All of the components of CaviStat are naturally present in the human body.
"Cavities affect the quality of life for millions of children every year by causing them pain, to miss school days and cost billions of dollars to repair annually," said Dr. Israel Kleinberg, the lead researcher and inventor of the CaviStat technology and a professor at the department of oral biology and pathology at the State University of New York at Stony Brook. "This study shows for the first time that this new fluoride-free, cavity-fighting tool has the potential to significantly improve the oral health of children."
The study published in the March 2008 issue of the Journal of Clinical Dentistry showed that after six months, children (N=96) who took two BasicMints with CaviStat twice a day had 68.3 percent fewer cavities than the placebo group. After 12 months those children had 61.7 percent fewer cavities as compared to the placebo group (N=99) (P<0.001) in all of the molars studied (first permanent molars, some erupting premolars, second molars and deciduous molars).
In the first permanent molars, some early erupting premolars and second molars, the children who were in the BasicMints study group had 75.6 percent less cavities after six months (P<0.001) and 50.7 percent less cavities after 12 months (P<0.001), as compared to the placebo group.

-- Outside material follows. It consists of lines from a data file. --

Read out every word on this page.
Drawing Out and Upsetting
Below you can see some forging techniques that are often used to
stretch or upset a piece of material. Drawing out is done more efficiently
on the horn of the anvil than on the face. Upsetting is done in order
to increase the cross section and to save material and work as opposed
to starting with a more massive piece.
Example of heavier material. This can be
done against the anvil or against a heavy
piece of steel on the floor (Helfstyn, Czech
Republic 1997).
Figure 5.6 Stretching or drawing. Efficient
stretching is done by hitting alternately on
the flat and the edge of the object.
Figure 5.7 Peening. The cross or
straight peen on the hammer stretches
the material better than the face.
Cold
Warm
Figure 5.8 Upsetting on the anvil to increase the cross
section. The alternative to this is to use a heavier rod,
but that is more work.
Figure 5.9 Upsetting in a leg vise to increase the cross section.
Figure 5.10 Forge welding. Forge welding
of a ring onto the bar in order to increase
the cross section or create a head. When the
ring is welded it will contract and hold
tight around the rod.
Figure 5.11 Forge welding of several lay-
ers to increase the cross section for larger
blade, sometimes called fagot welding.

Additionally, the children in the BasicMints study group had 76.2 percent less cavities in the deciduous molars after six months and 74.8 percent less cavities after 12 months, as compared to the placebo controls.
"We are truly excited about the results demonstrated by BasicMints in this new study and are looking forward to working with the U.S. Food and Drug Administration to bring this new cavityprevention technology to market," said Mitchell Goldberg, president of Ortek Therapeutics, Inc.
The study published in the March issue of Journal of Clinical Dentistry was a one-year, doubleblind, placebo controlled study that demonstrates that sugarless mints containing the fluoride-free CaviStat technology were able to inhibit both the onset and progression of cavities in 10 and 11 year-old children in Venezuela. The study participants took four mints daily, two in the morning
after brushing their teeth and before eating breakfast and two in the evening after brushing their teeth, before going to bed. There were 200 children enrolled in the study and 195 who finished the one-year study with complete data. Ninety-six children were in the study group and received the BasicMints with CaviStat and 99 children were in the placebo group and received the sugarless mints without CaviStat.
The BasicMints study was funded by Ortek Therapeutics, Inc.